FARE RETE TRA STRUTTURE E COMUNI
La rete tra le diverse realtà presenti sul territorio è dunque determinante nella progettazione degli interventi nei quali spesso La miniera di Giove partecipa come capofila. «Nei nostri laboratori cerchiamo di valorizzare la molteplicità dei linguaggi, dalla musicoterapia all’arteterapia – sottolinea la coordinatrice Alessandra Caro -. Questo approccio permette di progettare interventi che vanno dai bambini molto piccoli fino agli ospiti delle rsa (residenza per anziani, ndr). Stimolare la creatività aiuta ad aprirsi, a utilizzare nuovi linguaggi e a migliorare la capacità di relazionarsi con l’altro».
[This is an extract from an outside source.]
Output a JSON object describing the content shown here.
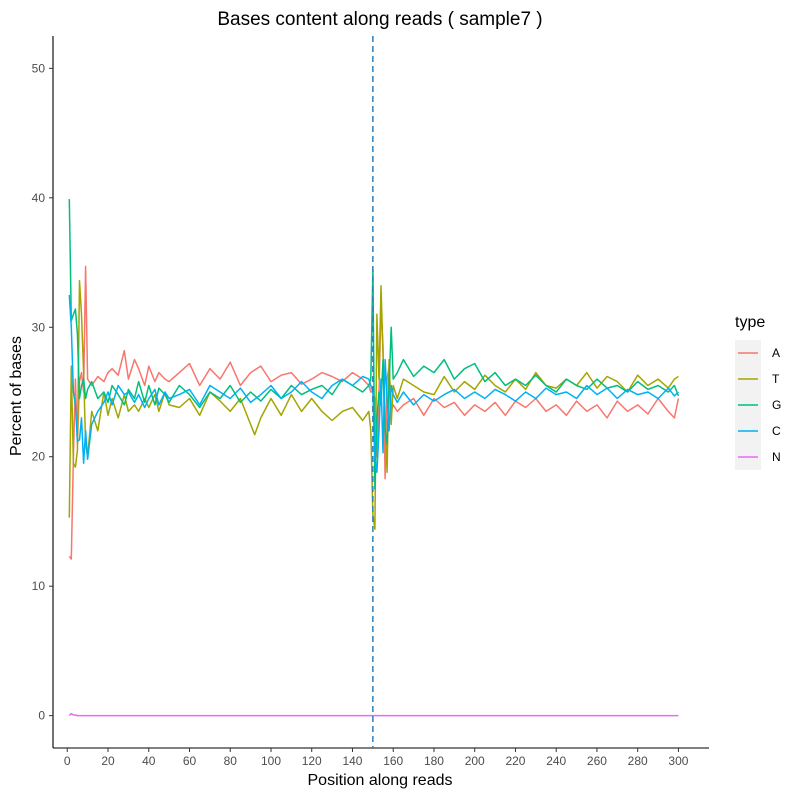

La miniera di Giove, come molte realtà del terzo settore, svolge una funzione sussidiaria importante per la salute della comunità e per svolgerla al meglio diventa strategico il rapporto con i comuni di riferimento. «Il rapporto con le amministrazioni comunali per noi è fondamentale – conclude Claudio Carrara – Noi lavoriamo in accreditamento o con incarichi diretti, ma non è sempre facile relazionarsi con i comuni perché ci sono livelli diversi. Bisogna sempre fare i conti con la burocrazia che tende a complicare le cose, soprattutto sul piano economico. E così, già prima della pandemia, ricorriamo sempre di più a bandi esterni a cui abbiamo dedicato due risorse interne. Va detto che il comune di Malnate e la nostra sindaca hanno sempre valorizzato il nostro ruolo, così come quello del volontariato e delle associazioni».